If either fails, the hook exits 2 and surfaces the error so the assistant must address it before stopping. Don't run these manually mid-task — they fire on stop. Do run them inline if you want fast feedback after a big change.
The hook does not run the full pnpm check (which also runs tests and builds). Before declaring a task done, run:
pnpm check
Fix pre-existing issues you surface, don't just dodge them. If pnpm check (or any other check you run) turns up a format, lint, or type problem that you didn't introduce, fix it in the same branch — typically as a small chore: commit alongside your work. The bar is "the branch leaves the tree clean," not "no worse than I found it." Exceptions: deep refactors of unrelated code, or a real bug rather than a hygiene issue — flag those to the user instead of silently rewriting them.
lefthook separately runs oxlint --fix and oxfmt --write on staged files at pre-commit, so commits are always formatted.
Package refactor checklist
When refactoring a package to match this style:
- Inventory the largest files.
wc -l packages/<pkg>/src/**/*.{ts,tsx} | sort -rn | head.
- For each file > 200 lines, classify its exports. Group them: components, hooks, pure utils, constants, types. A file that has more than one of these groups is a split candidate.
- Map features. Sub-components that share props/state cluster into a feature directory. Standalone utilities go to a
<thing>-utils.ts sibling.
- Move, don't rewrite. Cut symbols to new files in a single commit per split. Don't change behavior in the same commit.
- Delete any
index.ts you find. Update imports to point at the concrete file.

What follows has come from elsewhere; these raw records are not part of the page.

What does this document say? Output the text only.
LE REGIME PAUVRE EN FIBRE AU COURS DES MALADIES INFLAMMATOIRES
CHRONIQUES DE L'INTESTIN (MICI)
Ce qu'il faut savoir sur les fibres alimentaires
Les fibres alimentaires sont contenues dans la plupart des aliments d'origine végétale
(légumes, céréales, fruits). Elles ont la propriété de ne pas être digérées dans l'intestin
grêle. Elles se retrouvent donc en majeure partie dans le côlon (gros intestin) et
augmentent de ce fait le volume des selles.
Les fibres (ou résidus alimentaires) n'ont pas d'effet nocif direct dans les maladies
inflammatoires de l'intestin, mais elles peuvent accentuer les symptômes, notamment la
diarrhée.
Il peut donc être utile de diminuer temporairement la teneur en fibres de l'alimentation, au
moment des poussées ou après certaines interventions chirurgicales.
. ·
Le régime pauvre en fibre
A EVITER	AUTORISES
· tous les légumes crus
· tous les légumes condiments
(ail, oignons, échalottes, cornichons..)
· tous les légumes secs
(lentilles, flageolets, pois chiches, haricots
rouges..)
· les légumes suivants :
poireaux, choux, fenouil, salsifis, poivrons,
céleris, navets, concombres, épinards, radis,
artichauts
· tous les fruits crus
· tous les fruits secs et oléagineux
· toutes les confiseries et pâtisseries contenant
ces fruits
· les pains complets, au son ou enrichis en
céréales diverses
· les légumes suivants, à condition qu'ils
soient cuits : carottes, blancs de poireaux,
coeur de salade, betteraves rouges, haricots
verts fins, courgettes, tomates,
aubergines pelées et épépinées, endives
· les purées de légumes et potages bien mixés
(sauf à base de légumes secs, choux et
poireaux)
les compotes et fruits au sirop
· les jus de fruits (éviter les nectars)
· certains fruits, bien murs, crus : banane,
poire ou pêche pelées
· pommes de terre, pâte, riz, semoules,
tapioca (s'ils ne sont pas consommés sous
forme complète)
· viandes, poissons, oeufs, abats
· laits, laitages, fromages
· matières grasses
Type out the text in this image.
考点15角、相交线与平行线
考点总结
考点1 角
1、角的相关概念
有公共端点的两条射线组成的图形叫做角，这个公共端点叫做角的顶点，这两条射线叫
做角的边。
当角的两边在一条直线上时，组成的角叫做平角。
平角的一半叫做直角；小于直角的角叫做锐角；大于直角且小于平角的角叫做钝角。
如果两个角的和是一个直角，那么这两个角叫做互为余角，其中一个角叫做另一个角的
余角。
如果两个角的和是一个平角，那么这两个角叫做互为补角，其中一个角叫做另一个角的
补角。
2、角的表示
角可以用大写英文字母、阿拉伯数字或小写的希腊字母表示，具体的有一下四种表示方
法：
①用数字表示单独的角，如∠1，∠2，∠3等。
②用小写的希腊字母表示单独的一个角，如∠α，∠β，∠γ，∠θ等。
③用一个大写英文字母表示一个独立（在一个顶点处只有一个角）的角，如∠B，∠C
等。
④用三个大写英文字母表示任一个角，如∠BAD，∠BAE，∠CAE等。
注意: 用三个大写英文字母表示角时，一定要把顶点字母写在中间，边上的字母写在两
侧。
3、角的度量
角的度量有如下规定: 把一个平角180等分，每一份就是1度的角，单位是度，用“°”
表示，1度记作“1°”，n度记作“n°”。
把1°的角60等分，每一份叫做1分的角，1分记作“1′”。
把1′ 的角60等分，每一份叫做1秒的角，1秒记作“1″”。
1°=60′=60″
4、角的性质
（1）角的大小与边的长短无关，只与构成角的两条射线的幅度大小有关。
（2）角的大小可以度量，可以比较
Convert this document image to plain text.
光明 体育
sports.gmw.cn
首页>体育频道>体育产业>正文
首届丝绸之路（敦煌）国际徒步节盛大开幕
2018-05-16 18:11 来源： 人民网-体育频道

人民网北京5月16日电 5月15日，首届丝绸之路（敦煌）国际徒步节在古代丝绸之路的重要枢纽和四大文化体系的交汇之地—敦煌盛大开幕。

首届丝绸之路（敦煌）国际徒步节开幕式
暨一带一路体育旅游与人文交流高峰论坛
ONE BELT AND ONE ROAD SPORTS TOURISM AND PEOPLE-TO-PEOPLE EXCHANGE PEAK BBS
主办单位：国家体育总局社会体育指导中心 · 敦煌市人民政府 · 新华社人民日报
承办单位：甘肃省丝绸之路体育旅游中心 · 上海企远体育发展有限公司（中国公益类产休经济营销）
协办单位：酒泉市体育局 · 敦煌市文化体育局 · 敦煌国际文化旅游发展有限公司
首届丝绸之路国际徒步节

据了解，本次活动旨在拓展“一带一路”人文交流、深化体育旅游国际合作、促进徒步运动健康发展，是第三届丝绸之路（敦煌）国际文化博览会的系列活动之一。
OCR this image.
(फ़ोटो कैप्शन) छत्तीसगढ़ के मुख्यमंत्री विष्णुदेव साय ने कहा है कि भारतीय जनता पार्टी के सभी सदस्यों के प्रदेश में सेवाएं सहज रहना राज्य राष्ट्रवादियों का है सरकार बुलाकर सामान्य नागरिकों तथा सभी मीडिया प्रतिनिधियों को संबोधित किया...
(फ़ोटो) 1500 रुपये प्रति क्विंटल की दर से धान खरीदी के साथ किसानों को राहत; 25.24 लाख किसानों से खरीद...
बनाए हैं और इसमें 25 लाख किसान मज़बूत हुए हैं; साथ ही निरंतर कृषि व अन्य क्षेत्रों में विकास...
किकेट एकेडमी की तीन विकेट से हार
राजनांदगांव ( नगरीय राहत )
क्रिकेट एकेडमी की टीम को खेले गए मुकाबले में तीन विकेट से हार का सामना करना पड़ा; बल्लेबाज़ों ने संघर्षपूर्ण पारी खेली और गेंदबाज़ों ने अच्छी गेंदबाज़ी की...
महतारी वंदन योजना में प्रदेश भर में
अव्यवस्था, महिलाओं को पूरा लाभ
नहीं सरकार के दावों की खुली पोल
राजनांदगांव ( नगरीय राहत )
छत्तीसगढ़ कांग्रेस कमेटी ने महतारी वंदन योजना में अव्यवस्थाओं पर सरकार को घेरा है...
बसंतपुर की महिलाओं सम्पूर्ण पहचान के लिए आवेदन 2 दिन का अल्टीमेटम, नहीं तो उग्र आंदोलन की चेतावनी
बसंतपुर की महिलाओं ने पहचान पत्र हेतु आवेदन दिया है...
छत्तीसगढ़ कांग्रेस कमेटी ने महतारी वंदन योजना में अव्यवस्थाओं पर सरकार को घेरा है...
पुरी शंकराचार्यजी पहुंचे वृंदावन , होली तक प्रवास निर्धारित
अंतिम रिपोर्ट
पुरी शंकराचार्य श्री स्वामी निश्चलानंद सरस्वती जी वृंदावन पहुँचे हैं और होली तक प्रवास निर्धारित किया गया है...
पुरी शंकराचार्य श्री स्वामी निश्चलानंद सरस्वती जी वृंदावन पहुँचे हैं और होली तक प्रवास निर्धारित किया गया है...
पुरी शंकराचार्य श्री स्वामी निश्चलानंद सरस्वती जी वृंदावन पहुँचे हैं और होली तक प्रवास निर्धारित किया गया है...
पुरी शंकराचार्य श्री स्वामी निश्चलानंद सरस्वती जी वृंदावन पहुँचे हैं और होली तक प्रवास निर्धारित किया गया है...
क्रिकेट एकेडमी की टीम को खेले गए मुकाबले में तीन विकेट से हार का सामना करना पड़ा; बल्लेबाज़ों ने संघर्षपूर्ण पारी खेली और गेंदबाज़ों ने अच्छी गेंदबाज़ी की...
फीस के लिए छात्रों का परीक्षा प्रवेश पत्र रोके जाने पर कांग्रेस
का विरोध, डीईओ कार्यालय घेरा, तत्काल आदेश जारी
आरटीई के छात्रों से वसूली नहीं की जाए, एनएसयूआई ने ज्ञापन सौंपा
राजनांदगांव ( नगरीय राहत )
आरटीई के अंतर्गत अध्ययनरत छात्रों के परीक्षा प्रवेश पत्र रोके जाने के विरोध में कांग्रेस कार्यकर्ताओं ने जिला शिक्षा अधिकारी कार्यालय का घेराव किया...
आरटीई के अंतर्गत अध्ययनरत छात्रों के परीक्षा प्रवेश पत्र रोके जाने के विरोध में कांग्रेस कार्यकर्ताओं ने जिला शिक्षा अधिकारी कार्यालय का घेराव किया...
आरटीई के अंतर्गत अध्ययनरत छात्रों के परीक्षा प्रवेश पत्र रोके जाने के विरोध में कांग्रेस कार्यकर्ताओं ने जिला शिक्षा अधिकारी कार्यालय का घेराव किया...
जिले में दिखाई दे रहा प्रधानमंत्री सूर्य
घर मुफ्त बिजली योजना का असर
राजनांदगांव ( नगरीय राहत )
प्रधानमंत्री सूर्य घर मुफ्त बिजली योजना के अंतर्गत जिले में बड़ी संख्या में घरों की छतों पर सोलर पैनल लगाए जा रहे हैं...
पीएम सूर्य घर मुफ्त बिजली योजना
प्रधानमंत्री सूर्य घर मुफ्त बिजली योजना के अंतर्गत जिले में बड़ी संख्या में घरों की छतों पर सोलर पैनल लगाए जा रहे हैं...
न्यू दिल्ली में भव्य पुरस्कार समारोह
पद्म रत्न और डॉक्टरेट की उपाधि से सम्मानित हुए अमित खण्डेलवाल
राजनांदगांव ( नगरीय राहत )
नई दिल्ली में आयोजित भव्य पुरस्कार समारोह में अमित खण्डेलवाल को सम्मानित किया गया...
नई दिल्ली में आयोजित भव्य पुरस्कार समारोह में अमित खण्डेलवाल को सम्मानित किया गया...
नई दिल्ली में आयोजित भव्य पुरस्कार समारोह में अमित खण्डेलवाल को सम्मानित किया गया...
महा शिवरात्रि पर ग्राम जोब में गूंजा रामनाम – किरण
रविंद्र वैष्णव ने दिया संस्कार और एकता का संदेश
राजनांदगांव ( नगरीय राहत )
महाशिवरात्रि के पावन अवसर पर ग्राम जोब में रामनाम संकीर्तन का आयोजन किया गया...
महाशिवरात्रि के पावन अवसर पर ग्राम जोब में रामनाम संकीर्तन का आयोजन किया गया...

- Tighten test scope. When splitting a file, ask: does the existing test file still match? If a test reaches into newly-private internals, it was testing implementation — rewrite to use the public surface.
- Flip on
isolatedDeclarations if the package's public surface is hand-written code (pure functions, types, simple components) — not if it wraps a schema/DSL builder (see the caveat table). Follow the retrofit recipe. Best done after splitting, since smaller files mean smaller diffs. (Packages created with turbo gen package already have it on.)
- Run
pnpm check (full suite) before declaring the package done.
For the largest current offenders see refactor-targets.md.